Con il Decreto 1° luglio 2016 del Ministero del Lavoro e delle Politiche sociali, pubblicato sulla G.U. n. 217 del 16 settembre 2016, è stata ripartita la quota del “Fondo nazionale per l’infanzia e l’adolescenza” destinata ai c.d. “Comuni riservatari”.
Ricordiamo che le risorse del Fondo in questione, introdotto dalla Legge n. 285/1997, sono destinate al 70% alle Province autonomo di Trento e Bolzano e, per il restante 30%, ai seguenti Comuni: Venezia, Milano, Torino, Genova, Bologna, Firenze, Roma, Napoli, Bari, Brindisi, Taranto, Reggio Calabria, Catania, Palermo e Cagliari.
Complessivamente sono stati assegnati Euro 28.794.000, oltre un quinto dei quali sono stati destinati a Roma Capitale (Euro 6.248.298).

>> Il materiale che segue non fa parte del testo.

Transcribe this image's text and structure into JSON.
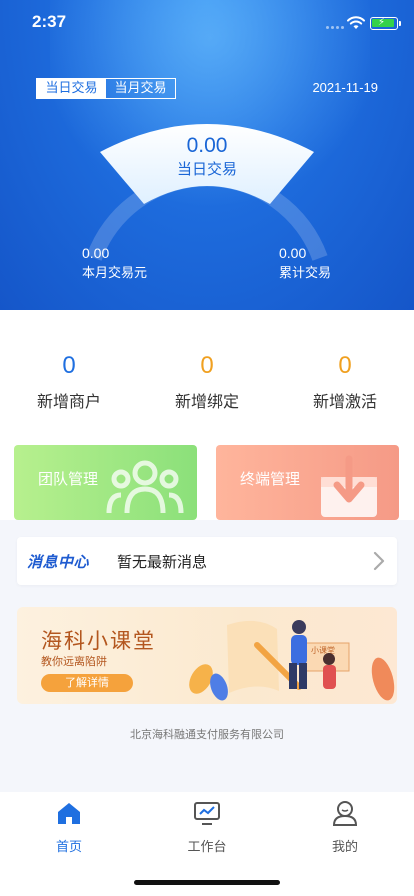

I Comuni destinatari, ai sensi dell’art. 3 del Dm., sono tenuti a comunicare al Ministero del Lavoro e delle Politiche sociali tutti i dati necessari per il monitoraggio dei flussi finanziari e gli interventi finanziati con le risorse in questione.
L’erogazione delle risorse relative al 2016 sarà perfezionata solo in seguito all’avvenuta rendicontazione dell’attribuzione ai beneficiari degli importi trasferiti nel secondo anno precedente il presente Decreto.